Integration with the National e-Invoicing System (KSeF) requires not only a technical connection to the Ministry of Finance interfaces but also responsible access management to these services. At the core of this issue are two key elements: qualified certificates and KSeF access tokens. Their correct usage, monitoring, and renewal are the foundation of secure and continuous operation with electronic invoices in SAP.
In this article, we present how authorization in KSeF works, what mechanisms for managing certificates and tokens in SAP exist, and what implementation practices HAERGI uses to ensure continuity and security of integration.
Types of authorization in KSeF – overview of mechanisms
The National e-Invoicing System supports two main modes of authorization:
- Qualified or non-qualified certificate (PEM) – used directly to sign requests,
- Access token – generated in the KSeF application and used by IT systems (e.g., SAP) to communicate with the API.
In implementation practice, the use of a token is preferred due to:
- no need to sign each operation,
- the ability to create a non-personalized token,
- easier rotation and revocation of access,
- simpler background process automation.
Additionally, two certificates provided by KSeF are also needed for the connection: a certificate for encrypting the HTTPS-level connection and a certificate for encrypting the XML data itself.
Certificate management in SAP – STRUST transaction
In the HAERGI solution, certificates used in communication with KSeF are registered in SAP using the standard STRUST transaction. The IT department can
- import a new certificate (PEM, CER, CRT format),
- assign it to a specific communication partner,
- set the trust chain,
- monitor expiration dates.
SAP automatically warns of the upcoming certificate expiration – this is crucial to ensure the continuity of invoice sending and receiving processes.
Generating access tokens in the KSeF application
Access tokens are generated in the Ministry of Finance’s Taxpayer Application.
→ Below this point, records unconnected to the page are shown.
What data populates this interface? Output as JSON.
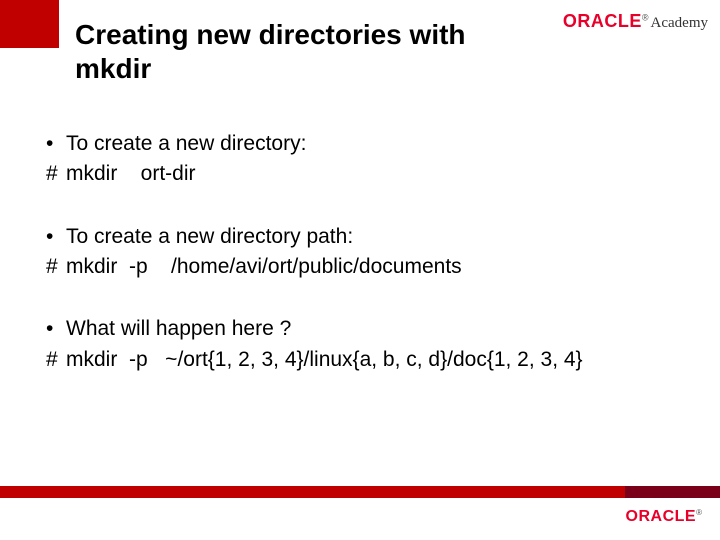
{
  "logo": {
    "brand": "ORACLE",
    "reg": "®",
    "sub": "Academy"
  },
  "title": "Creating new directories with mkdir",
  "bullets": [
    {
      "text": "To create a new directory:",
      "cmd": "mkdir    ort-dir"
    },
    {
      "text": "To create a new directory path:",
      "cmd": "mkdir  -p    /home/avi/ort/public/documents"
    },
    {
      "text": "What will happen here ?",
      "cmd": "mkdir  -p   ~/ort{1, 2, 3, 4}/linux{a, b, c, d}/doc{1, 2, 3, 4}"
    }
  ],
  "marks": {
    "bullet": "•",
    "hash": "#"
  }
}
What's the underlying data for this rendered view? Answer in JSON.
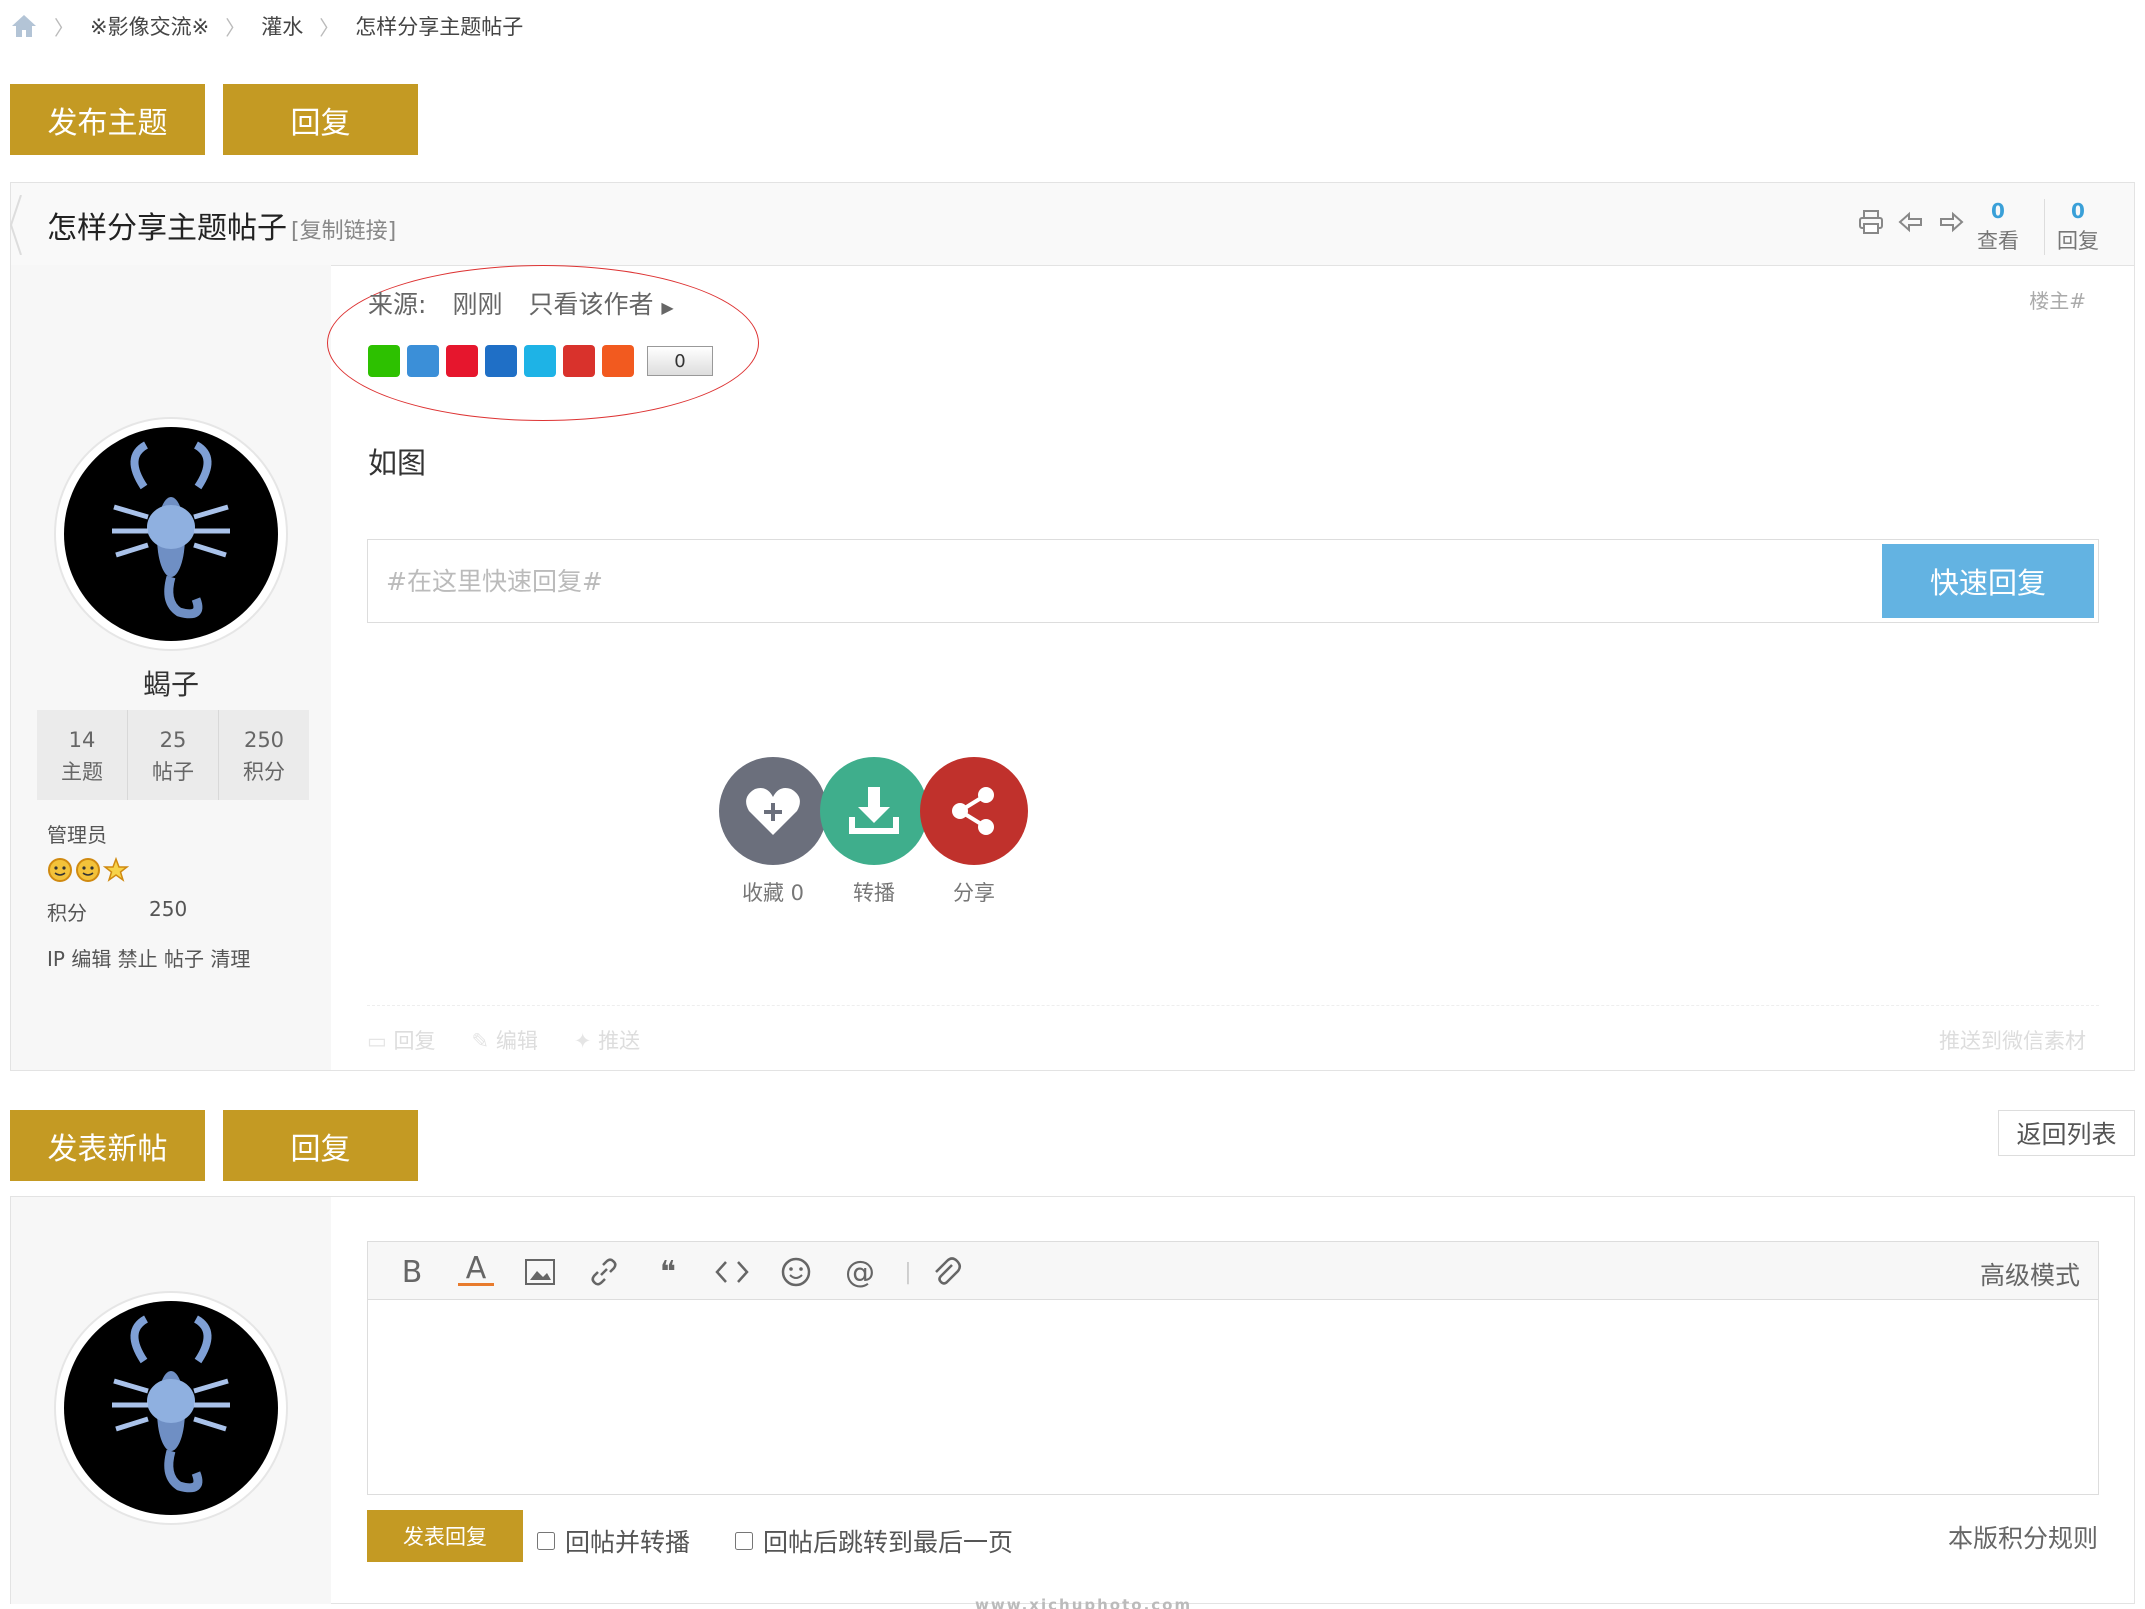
{
  "breadcrumb": {
    "items": [
      "※影像交流※",
      "灌水",
      "怎样分享主题帖子"
    ]
  },
  "top_buttons": {
    "new_topic": "发布主题",
    "reply": "回复"
  },
  "thread": {
    "title": "怎样分享主题帖子",
    "copy_link": "[复制链接]",
    "views_count": "0",
    "views_label": "查看",
    "replies_count": "0",
    "replies_label": "回复"
  },
  "author": {
    "name": "蝎子",
    "stats": [
      {
        "value": "14",
        "label": "主题"
      },
      {
        "value": "25",
        "label": "帖子"
      },
      {
        "value": "250",
        "label": "积分"
      }
    ],
    "role": "管理员",
    "points_label": "积分",
    "points_value": "250",
    "admin_links": "IP 编辑 禁止 帖子 清理"
  },
  "post": {
    "source_label": "来源:",
    "time": "刚刚",
    "only_author": "只看该作者",
    "floor": "楼主#",
    "share_count": "0",
    "content": "如图"
  },
  "quick_reply": {
    "placeholder": "#在这里快速回复#",
    "button": "快速回复"
  },
  "actions": {
    "favorite": "收藏 0",
    "forward": "转播",
    "share": "分享"
  },
  "post_footer": {
    "reply": "回复",
    "edit": "编辑",
    "push": "推送",
    "push_wechat": "推送到微信素材"
  },
  "bottom_buttons": {
    "new_post": "发表新帖",
    "reply": "回复",
    "return_list": "返回列表"
  },
  "editor": {
    "advanced_mode": "高级模式",
    "submit": "发表回复",
    "opt_forward": "回帖并转播",
    "opt_jump_last": "回帖后跳转到最后一页",
    "rules": "本版积分规则"
  },
  "watermark": "www.xichuphoto.com",
  "colors": {
    "gold": "#c49a23",
    "blue": "#63b3e2",
    "favorite": "#6b6f7c",
    "forward": "#3fae8c",
    "share": "#c0312c"
  }
}
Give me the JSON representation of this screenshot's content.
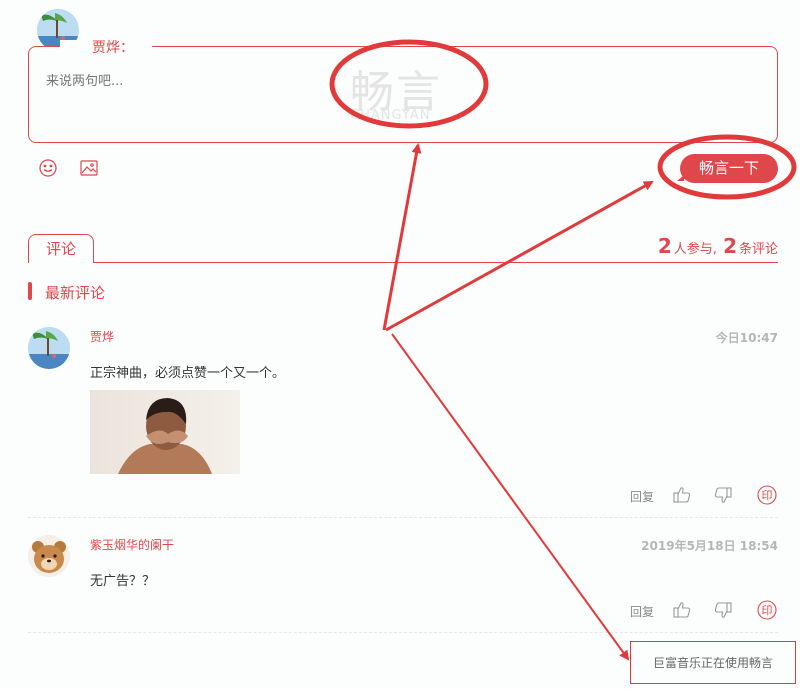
{
  "composer": {
    "username": "贾烨：",
    "placeholder": "来说两句吧...",
    "watermark_main": "畅言",
    "watermark_sub": "CHANGYAN",
    "emoji_icon": "smiley-icon",
    "image_icon": "image-icon",
    "submit_label": "畅言一下"
  },
  "tabs": {
    "active": "评论"
  },
  "stats": {
    "participants": "2",
    "participants_suffix": "人参与,",
    "comments": "2",
    "comments_suffix": "条评论"
  },
  "section": {
    "latest_label": "最新评论"
  },
  "comments": [
    {
      "user": "贾烨",
      "time": "今日10:47",
      "text": "正宗神曲，必须点赞一个又一个。",
      "has_photo": true,
      "reply_label": "回复"
    },
    {
      "user": "紫玉烟华的阑干",
      "time": "2019年5月18日 18:54",
      "text": "无广告？？",
      "has_photo": false,
      "reply_label": "回复"
    }
  ],
  "action_icons": [
    "thumbs-up-icon",
    "thumbs-down-icon",
    "stamp-icon"
  ],
  "stamp_glyph": "印",
  "footer": {
    "powered_by": "巨富音乐正在使用畅言"
  },
  "colors": {
    "accent": "#e0474b",
    "annotation": "#e23a3a",
    "muted": "#b6b6b6"
  }
}
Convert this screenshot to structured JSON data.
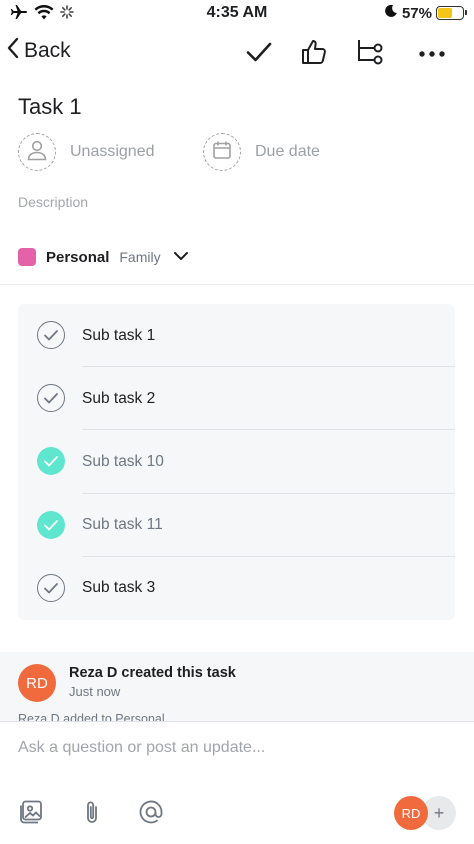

Within a single NIP, multiple tokens can be created
- for different systems (e.g., SAP, BI, external integrators),
- with different permission levels (e.g., only for download, only for sending),
- with aliases assigned to facilitate identification.
The token is saved as a character string and can be:
- stored in the SAP system configuration (e.g., configuration table),
- periodically renewed by the administrator,
- revoked at any time in the KSeF panel.
Secure storage of access data in SAP
HAERGI has implemented a solution that allows for:
- storing tokens in encrypted form,
- access control to KSeF login data in SAP,
- a mechanism to test the connection to KSeF using the saved token.
Monitoring, alerts, and rotation of certificates/tokens
In the system implemented by HAERGI, the administrator can:
- monitor the status of communication with KSeF (errors 401, 403, timeouts),
- manually test KSeF channel availability in interactive mode,
- initiate the token rotation process (old – new, without interruption in operation).
Most common errors and the consequences of ignoring them
Lack of proper authorization leads to:
- rejection of sent invoices,
- inability to download incoming invoices,
- inability to update statuses and retrieve KSeF numbers.
Typical errors:
- expired certificate with outdated date,
- token assigned to a different NIP / user,
- missing permissions granted in the KSeF application,
- incorrect path in STRUST.
Implementation best practices
- Linking the token with an alias and documentation: easier management and rotation.
- Emergency procedure: an action plan in case of connection errors.
- Error notifications: automatic email alerts about connection issues.
- SAP administrator training: especially in STRUST and logging of authorization and communication errors.
Proper management of certificates and tokens in the SAP system is a necessary condition for maintaining communication with KSeF. HAERGI’s solution provides full control over the authorization process – from certificate registration to token expiration monitoring
This makes it possible not only to meet legal obligations but also to minimize operational and tax risks.
Implementing procedures and automation in the KSeF access area – up-to-date tokens, verified certificates, continuous alerts – is now the foundation of any responsible ERP integration with the National e-Invoicing System.